The comparative public support for William and Kate is extremely high. Countless opinion polls show that the public would prefer to jump over a generation after the queen’s death, placing William on the throne in place of his father. This is very unlikely outside of a voting question. But the level of support for the younger couple suggests that the public feels comfortable with their public personalities being taken to the top of the institution.
The contrast of affection for Charles and William could be a problem in itself. Charles is 72 years old. If the queen lives at the same age as her mother, Charles will take the throne at the age of 79. If Charles lives as long as his father, William will not become king until 2048.

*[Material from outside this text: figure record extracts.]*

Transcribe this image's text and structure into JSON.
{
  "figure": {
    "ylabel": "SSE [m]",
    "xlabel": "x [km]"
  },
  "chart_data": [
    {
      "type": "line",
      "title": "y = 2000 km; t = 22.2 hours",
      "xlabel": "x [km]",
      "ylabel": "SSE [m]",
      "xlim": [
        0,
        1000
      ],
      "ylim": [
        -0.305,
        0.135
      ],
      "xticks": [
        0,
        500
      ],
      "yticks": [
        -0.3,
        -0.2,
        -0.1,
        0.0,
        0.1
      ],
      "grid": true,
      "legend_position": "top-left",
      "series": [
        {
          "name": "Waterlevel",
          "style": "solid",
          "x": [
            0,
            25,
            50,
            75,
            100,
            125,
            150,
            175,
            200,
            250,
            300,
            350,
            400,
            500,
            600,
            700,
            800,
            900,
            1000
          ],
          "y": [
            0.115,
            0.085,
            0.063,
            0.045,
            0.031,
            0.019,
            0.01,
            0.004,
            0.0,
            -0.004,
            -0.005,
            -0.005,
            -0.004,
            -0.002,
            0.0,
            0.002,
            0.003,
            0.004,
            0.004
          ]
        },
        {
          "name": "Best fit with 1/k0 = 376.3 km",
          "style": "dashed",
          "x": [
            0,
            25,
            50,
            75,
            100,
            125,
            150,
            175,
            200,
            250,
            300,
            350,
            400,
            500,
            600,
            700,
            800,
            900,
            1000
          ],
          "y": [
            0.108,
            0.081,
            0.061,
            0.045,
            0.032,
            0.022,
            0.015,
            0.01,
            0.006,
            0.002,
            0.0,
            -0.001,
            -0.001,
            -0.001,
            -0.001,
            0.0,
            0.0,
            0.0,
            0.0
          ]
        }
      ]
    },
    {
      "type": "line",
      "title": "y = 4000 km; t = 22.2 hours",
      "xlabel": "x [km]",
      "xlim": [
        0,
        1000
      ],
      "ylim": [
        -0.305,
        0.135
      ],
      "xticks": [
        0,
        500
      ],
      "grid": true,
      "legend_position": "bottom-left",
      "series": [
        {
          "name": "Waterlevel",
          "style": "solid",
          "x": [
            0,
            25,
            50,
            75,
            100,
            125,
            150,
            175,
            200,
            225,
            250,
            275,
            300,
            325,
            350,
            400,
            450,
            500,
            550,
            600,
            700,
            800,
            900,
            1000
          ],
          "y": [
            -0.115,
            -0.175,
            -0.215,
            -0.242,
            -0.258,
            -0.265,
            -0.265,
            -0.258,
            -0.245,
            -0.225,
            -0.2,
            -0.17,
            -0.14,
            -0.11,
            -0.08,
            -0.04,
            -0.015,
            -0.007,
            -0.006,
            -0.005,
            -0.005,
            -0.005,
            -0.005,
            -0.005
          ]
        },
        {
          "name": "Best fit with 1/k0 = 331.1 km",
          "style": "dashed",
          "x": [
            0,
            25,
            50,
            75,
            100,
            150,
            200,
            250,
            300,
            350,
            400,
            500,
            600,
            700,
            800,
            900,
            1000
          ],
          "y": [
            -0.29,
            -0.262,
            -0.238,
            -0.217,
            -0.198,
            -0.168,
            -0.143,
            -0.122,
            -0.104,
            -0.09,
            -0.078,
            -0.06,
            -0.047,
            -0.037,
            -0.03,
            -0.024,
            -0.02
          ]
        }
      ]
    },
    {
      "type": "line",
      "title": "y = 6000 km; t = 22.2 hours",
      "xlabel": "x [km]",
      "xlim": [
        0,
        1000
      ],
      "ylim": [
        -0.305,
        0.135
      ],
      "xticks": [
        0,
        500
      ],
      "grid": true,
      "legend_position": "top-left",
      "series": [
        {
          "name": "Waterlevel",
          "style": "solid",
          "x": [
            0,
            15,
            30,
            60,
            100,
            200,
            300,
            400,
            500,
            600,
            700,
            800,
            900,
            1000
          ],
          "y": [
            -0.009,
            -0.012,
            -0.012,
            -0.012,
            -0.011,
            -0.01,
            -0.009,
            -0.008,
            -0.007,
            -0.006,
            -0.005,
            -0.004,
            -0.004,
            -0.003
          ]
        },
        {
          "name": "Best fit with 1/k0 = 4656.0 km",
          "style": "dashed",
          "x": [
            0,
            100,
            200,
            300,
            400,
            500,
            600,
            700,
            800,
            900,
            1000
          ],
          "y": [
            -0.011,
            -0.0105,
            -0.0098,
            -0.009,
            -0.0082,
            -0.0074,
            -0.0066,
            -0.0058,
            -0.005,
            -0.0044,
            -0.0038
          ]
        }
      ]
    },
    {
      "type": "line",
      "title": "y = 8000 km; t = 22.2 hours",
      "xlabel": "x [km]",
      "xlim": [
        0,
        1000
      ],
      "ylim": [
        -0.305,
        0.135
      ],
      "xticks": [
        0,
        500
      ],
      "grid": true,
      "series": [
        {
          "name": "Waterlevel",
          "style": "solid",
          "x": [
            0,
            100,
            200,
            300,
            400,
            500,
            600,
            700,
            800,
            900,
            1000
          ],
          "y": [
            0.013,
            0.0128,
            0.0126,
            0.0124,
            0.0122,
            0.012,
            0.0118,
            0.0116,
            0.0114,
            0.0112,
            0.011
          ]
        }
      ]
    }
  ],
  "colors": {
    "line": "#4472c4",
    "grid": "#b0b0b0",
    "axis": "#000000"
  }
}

At that point, public sentiment about the monarchy could change drastically again, especially if Charles’ popularity did not increase after he became king.
“No one still knows what Charles will be like as king. But the job has gotten harder since 1953 and will no doubt continue to get harder,” said Ben Page, executive director of Ipsos MORI. “The monarchy must increasingly turn to a more diverse country, from ethnicity to age to wealth. No product on earth is published to anyone between the ages of zero and 100 or with no money for millionaires. ”
In a short period of time, an institution averse to radical change will have to evaluate its next steps. The full continuity of Queen Elizabeth is already impossible, given the public roles her successors currently hold.
And, as Twyman points out, these conversations “will take place in the context of the first coronation in the lives of most people of an elderly king about whom many already have strong opinions.”
Complaints about BBC coverage are important to remember, probably not out of disrespect for the queen or her late husband, but for the amusement of a younger generation on the cover who seemed to belong to another era.
“The idea that institutions like the BBC and the government are entering days of mourning and a public-oriented listening role clearly confuses many people,” Haddon said. “And the fact that I’ve heard personal memories from family members suggests I probably know that.”
It is almost no stretch of the imagination, given how much the world has changed, to understand that the public’s relationship with the royal family is not the same as it was seven decades ago. It is obvious that the British public will want something new when the time comes for Charles to become king.
The unanswered question for now is whether the monarchy – and the institutions around it – are prepared enough to modernize beyond the footsteps of babies in recent years, once the leader, whose leadership has barely changed since its coronation all those years ago. , is no more around.